With the publication of his book in 2020, he was able to cross one thing off his bucket list.
Westerns
Now 75 years old, and considering a second book, Greer looks back to his childhood in Racine in the ‘50s and ‘60s where he spent a lot of Saturday afternoons watching westerns with his mom.
“I knew a lot about westerns from the viewpoint of a fan and a reader,” Greer said. “What I did not know about was the role that African Americans played in the western saga because in all of the material that I was viewing and reading, there was little mention of Black men and women.”
He began to research and learned Black people played a significant role in the Civil War, and later migration to and settlement of the West, stories that were often ignored by Hollywood.
“That was a story to me that seemed largely untold,” he said. “I wanted to flesh that out for folks, so I created a character that allowed me to do that.”
The character was Joe Walker, a former enslaved person who escaped the South and fought for the Union in the Civil War and then went on to help settle the west. The story is nuanced and includes the struggle of Black men and women who were “suddenly emancipated with no clue what they were supposed to do now that they were free.”
Greer said he did quite a bit of research for the novel. While it is a western, it could also be considered historical fiction.
“I explored what that must have been like for people who had been a part of this nation from almost its inception, but who had not been given the independence and the agency to conduct their own lives,” Greer added.
He had to learn some things about history that were not taught in school, especially in the ‘50s and ‘60s: the role of Black men and women in the Civil War and the Buffalo Soldiers, who were products of the war and helped settle the west.

Reeves
Greer learned about Bass Reeves, “who was a renowned law enforcement officer in the mid- and late 19th century, the first Black man to put on a badge and cover territory west of the Mississippi.”
He also learned about Nat Love, who was a famous cowboy of the era, renowned for his skill in horsemanship, and James Beckwourth, a famous mountainman.
“Joe Walker has bits of all these actual men in him,” Greer said. “His audacity and his journey reflects their real stories.”
Greer explained, “I wanted young Black men and women, young Black kids, to get a sense of the fact that we played an important role in what is now called ‘the taming of the west.’”

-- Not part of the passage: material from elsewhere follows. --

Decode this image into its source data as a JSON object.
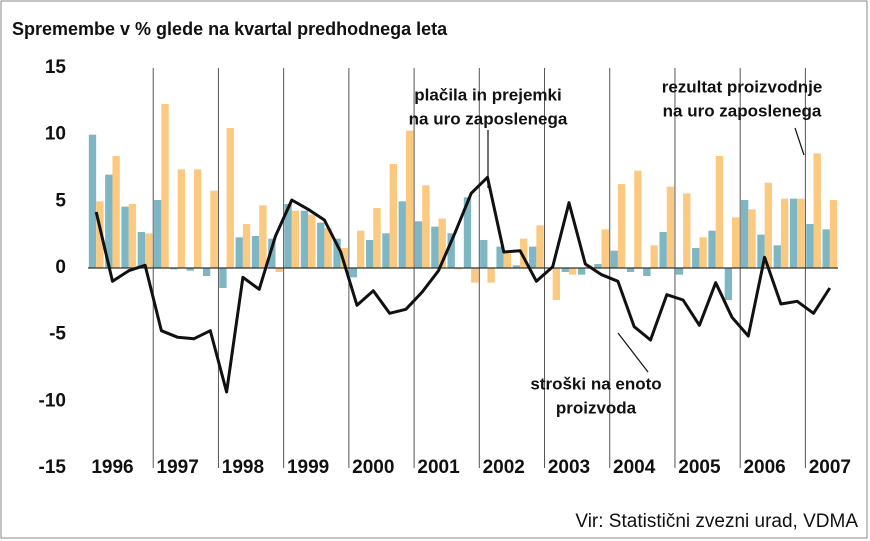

“The folks who tell the story are the people who shape what history is,” he said. “So it’s very important that people of color be the storytellers, as well as others.”
Inspiration
Greer graduated from Horlick High School in 1965.

William Greer in his Horlick High School graduation photo, 1965. He remembers with appreciation his Horlick High School English teacher, Janet Fishbain, who was the person who encouraged him to keep writing.
He remembers with appreciation his Horlick High School English teacher, Janet Fishbain, who was the person who encouraged him to keep writing.
While she has since passed away, Greer names her in the acknowledgments of his book and the fact he did what she encouraged him to do: to keep writing.
In addition to Fishbain, Greer credits the team he worked with at the Cadence Group, of Chicago, and Bethany Brown, executive director, especially for helping to move the process forward.
“She gave me the validation and motivation to move forward with it,” he said.
Brown saw the book as something with wide audience appeal, something beyond the western genre.
As for the long process of getting his work from manuscript to a published book, Greer described himself “as a babe in the woods.”
He was introduced to his editor, Katherine Don, who collaborated on the project. She helped him take what he had written and develop it.
Greer said hearing the company liked his book was “both a blessing and a curse.”
“The blessing is, they like the concept,” he said. “The curse is now you’re going to have to do the refining work.”
The process took about three years; though, as a retiree, Greer did not necessarily work long days on the editing.
He is still writing and says, “I think I have another book or two in me.”